To move from an animal vaccine to humans requires a lot of changes. It is a very expensive and slow process. Once we complete justification with the FDA, then well head to clinical trials, Narayan says.
Narayan uses the simian/human immunodeficiency virus (SHIV), which closely resembles HIV infections in humans, to conduct animal trials. The vaccine takes the blueprint of the virus and deletes the genes that allow it to replicate. Because it is prevented from replicating, the virus cant multiply and cause AIDS once it is in the body.
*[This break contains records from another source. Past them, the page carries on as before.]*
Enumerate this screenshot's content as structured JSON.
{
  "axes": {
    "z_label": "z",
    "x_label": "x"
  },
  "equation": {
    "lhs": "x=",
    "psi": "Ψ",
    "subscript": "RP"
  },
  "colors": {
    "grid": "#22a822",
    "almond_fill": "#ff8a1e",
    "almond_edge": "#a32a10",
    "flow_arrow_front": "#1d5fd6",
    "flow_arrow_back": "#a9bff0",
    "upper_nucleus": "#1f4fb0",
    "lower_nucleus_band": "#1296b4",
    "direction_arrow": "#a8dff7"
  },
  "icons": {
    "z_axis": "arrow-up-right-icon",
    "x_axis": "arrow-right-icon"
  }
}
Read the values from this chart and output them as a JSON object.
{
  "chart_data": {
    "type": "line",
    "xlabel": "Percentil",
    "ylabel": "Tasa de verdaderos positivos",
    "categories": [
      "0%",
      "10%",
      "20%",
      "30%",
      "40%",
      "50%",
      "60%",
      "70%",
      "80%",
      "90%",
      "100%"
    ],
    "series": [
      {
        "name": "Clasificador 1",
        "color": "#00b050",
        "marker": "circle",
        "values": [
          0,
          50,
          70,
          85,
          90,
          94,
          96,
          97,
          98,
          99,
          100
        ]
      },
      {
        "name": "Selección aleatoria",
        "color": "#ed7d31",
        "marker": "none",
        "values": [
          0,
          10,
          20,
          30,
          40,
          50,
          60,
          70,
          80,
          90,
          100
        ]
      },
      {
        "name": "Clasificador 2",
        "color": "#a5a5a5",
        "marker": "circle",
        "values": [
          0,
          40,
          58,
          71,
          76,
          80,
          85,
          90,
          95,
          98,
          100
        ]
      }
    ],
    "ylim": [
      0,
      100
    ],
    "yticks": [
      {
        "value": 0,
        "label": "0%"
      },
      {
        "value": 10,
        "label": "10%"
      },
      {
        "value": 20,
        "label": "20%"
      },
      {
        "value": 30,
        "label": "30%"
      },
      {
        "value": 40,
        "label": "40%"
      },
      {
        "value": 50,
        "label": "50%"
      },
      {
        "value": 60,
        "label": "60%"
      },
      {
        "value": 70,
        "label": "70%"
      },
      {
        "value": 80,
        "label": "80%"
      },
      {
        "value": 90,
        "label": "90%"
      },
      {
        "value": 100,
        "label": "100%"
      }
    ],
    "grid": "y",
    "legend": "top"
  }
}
The DNA vaccine is different from vaccines that use a live virus to develop immunity. Because it uses DNA and not a live virus, there would be no risk for infection. DNA vaccines are also easier to produce and store.
Narayan says the next step in his research is investigating the strength of the immunity created by the vaccine. He says the immunity is there to protect the virus from replicating and causing AIDS, not to protect from infection. Narayan will study whether the animals will have the virus for life but never develop AIDS, or if the immunity is strong enough to completely shed the virus from the body.
While this vaccine is based on the strain of HIV found in the United States, Narayan is also working on vaccines for the strains found in other parts of the world. He is already developing one for the strain found in Africa and Asia, but it hasnt gone on to animal trials yet.
According to UNAIDS, nearly 40 million people worldwide were living with HIV at the end of 2005, when an estimated 4 million people became newly infected with HIV and an estimated 3 million people lost their lives to AIDS.
The International Society for NeuroVirology awarded Narayan its 2006 Pioneer in NeuroVirology Award to recognize his accomplishments and contributions to the field during his nearly 40 years of experience. Narayan was recently named a charter member of the newly created COBRE/INBRE/RCMI review panel at the National Center for Research Resources, a division of the National Institutes of Health.
Reference: Immunoprophylaxis against AIDS in macaques with a lentiviral DNA vaccine. Virology. Vol. 351, No. 2. August 2006. Pp. 444-454.